Periodically review your SLOs to ensure they remain relevant as your service evolves. Adjust targets if necessary and communicate any changes to stakeholders.

4.5 Defining and Measuring SLAs

4.5.1 Setting Realistic Targets

Define SLA targets based on historical performance data and user expectations. Set achievable targets to ensure a balance between service reliability and resource utilization.

4.5.2 Monitoring and Alerting

Set up CloudWatch Alarms to monitor SLIs and notify you when they approach or breach SLA targets. This enables you to proactively address issues and maintain service reliability.

4.5.3 Regularly Reviewing SLAs

Periodically review SLAs to ensure they remain relevant as your service evolves. Adjust targets if necessary and communicate any changes to stakeholders.

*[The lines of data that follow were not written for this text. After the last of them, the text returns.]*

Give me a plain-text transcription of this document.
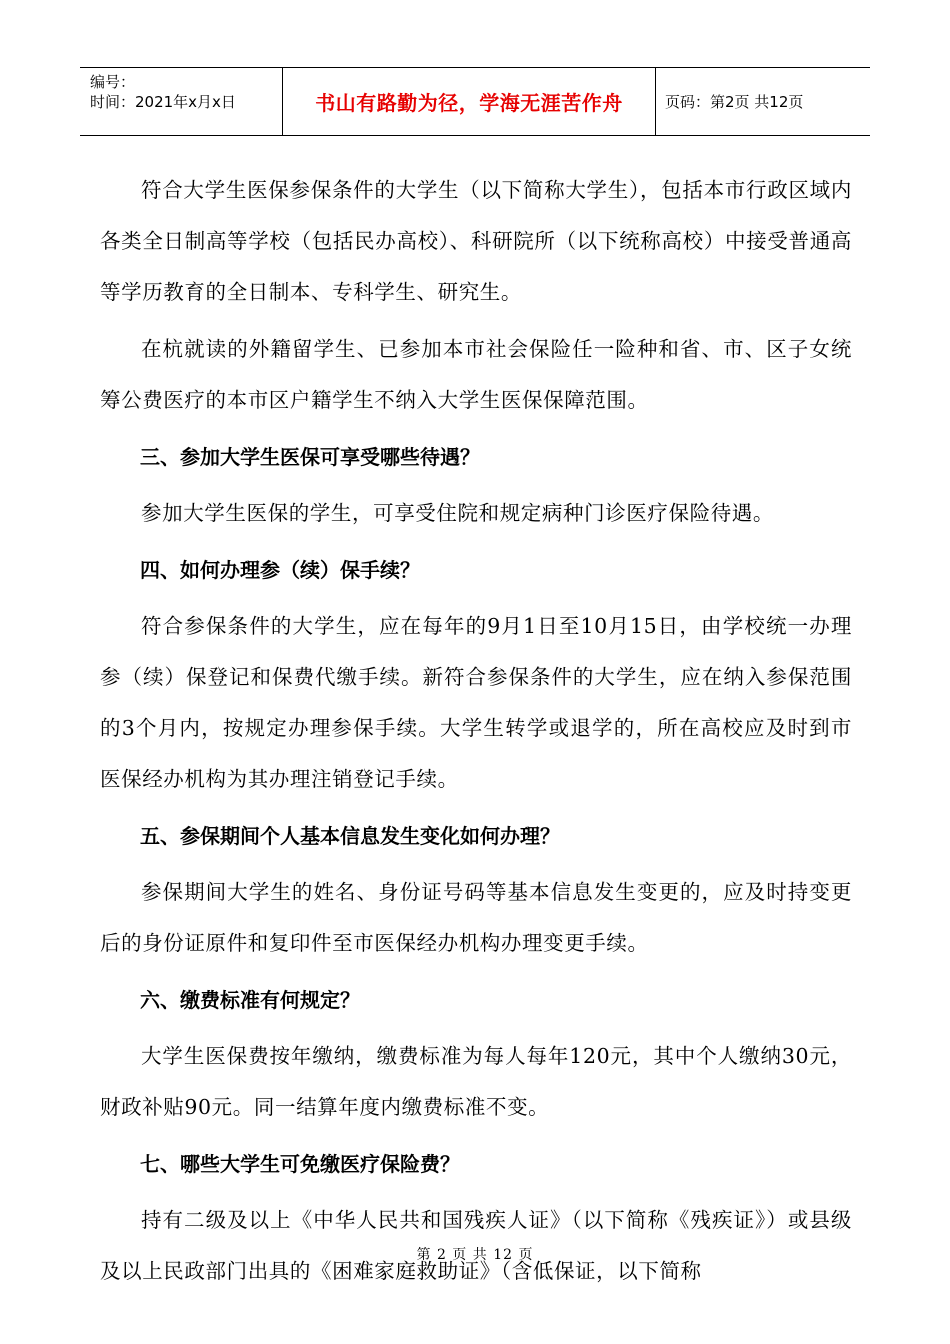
编号：
时间：2021年x月x日	书山有路勤为径，学海无涯苦作舟	页码：第2页 共12页

符合大学生医保参保条件的大学生（以下简称大学生），包括本市行政区域内各类全日制高等学校（包括民办高校）、科研院所（以下统称高校）中接受普通高等学历教育的全日制本、专科学生、研究生。

在杭就读的外籍留学生、已参加本市社会保险任一险种和省、市、区子女统筹公费医疗的本市区户籍学生不纳入大学生医保保障范围。

三、参加大学生医保可享受哪些待遇？

参加大学生医保的学生，可享受住院和规定病种门诊医疗保险待遇。

四、如何办理参（续）保手续？

符合参保条件的大学生，应在每年的9月1日至10月15日，由学校统一办理参（续）保登记和保费代缴手续。新符合参保条件的大学生，应在纳入参保范围的3个月内，按规定办理参保手续。大学生转学或退学的，所在高校应及时到市医保经办机构为其办理注销登记手续。

五、参保期间个人基本信息发生变化如何办理？

参保期间大学生的姓名、身份证号码等基本信息发生变更的，应及时持变更后的身份证原件和复印件至市医保经办机构办理变更手续。

六、缴费标准有何规定？

大学生医保费按年缴纳，缴费标准为每人每年120元，其中个人缴纳30元，财政补贴90元。同一结算年度内缴费标准不变。

七、哪些大学生可免缴医疗保险费？

持有二级及以上《中华人民共和国残疾人证》（以下简称《残疾证》）或县级及以上民政部门出具的《困难家庭救助证》（含低保证，以下简称

第 2 页 共 12 页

4.6 Measuring SLA or SLO Performance Over a Set Period

To measure SLA or SLO performance over a set period, such as a calendar month, use CloudWatch metric data with custom time ranges.

Example:

Suppose you have an API Gateway with an SLO target of 99.9% availability. To measure the availability for the month of April, use the following Metric Math expression:

availability = 100 * ((Count - 4XXError - 5XXError) / Count)

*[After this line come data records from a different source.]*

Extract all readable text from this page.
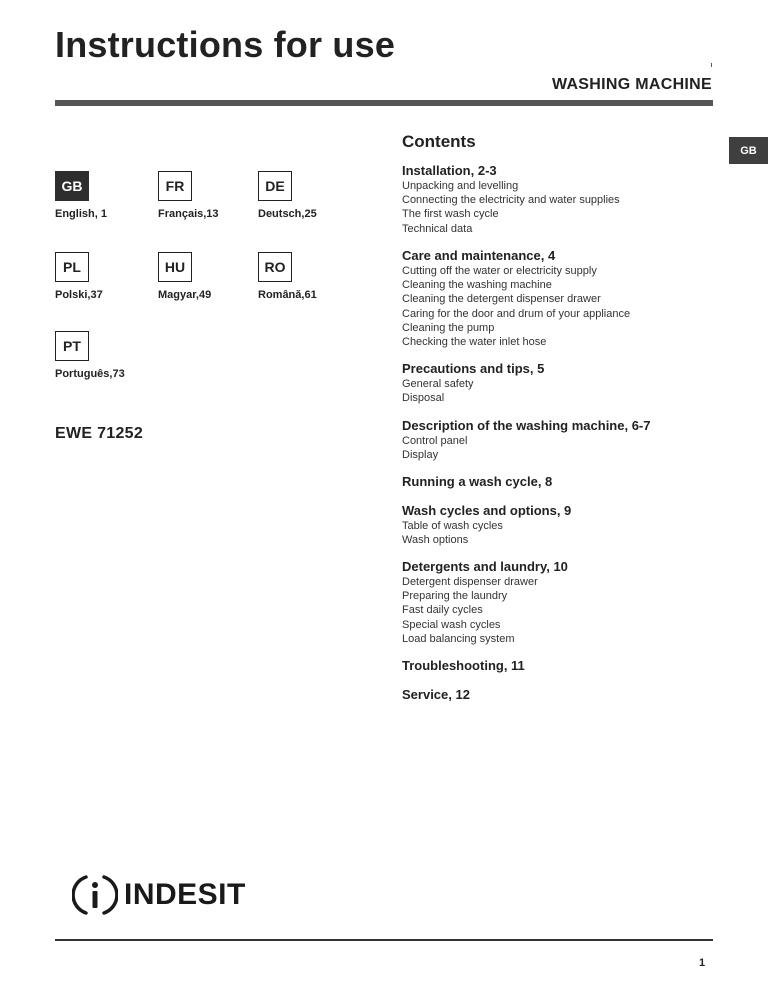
Instructions for use
WASHING MACHINE
GB
GB
English, 1
FR
Français,13
DE
Deutsch,25
PL
Polski,37
HU
Magyar,49
RO
Română,61
PT
Português,73
EWE 71252
Contents
Installation, 2-3
Unpacking and levelling
Connecting the electricity and water supplies
The first wash cycle
Technical data
Care and maintenance, 4
Cutting off the water or electricity supply
Cleaning the washing machine
Cleaning the detergent dispenser drawer
Caring for the door and drum of your appliance
Cleaning the pump
Checking the water inlet hose
Precautions and tips, 5
General safety
Disposal
Description of the washing machine, 6-7
Control panel
Display
Running a wash cycle, 8
Wash cycles and options, 9
Table of wash cycles
Wash options
Detergents and laundry, 10
Detergent dispenser drawer
Preparing the laundry
Fast daily cycles
Special wash cycles
Load balancing system
Troubleshooting, 11
Service, 12
INDESIT
1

Then, configure the CloudWatch metric data query with a custom time range:

  • Start Time: 2023-04-01T00:00:00Z
  • End Time: 2023-04-30T23:59:59Z
  • Period: 2592000 (30 days in seconds)

Finally, use the AVG statistic to calculate the average availability over the month. If the average availability is equal to or greater than the SLO target, you have met your objective.

5.0 Summary

Key Performance Indicators (KPIs) a.k.a 'Golden Signals' must align to business and stake-holder requirements. Calculating SLIs, SLOs, and SLAs using Amazon CloudWatch and Metric Math is crucial for managing service reliability. Follow the best practices outlined in this guide to effectively monitor and maintain the performance of your AWS resources. Remember to enable Detailed Monitoring, organize metrics with Namespaces and Dimensions, use Metric Math for SLI calculations, set realistic SLO and SLA targets, and establish monitoring and alerting systems with CloudWatch Alarms. By applying these best practices, you can ensure optimal service reliability, better resource utilization, and improved customer satisfaction.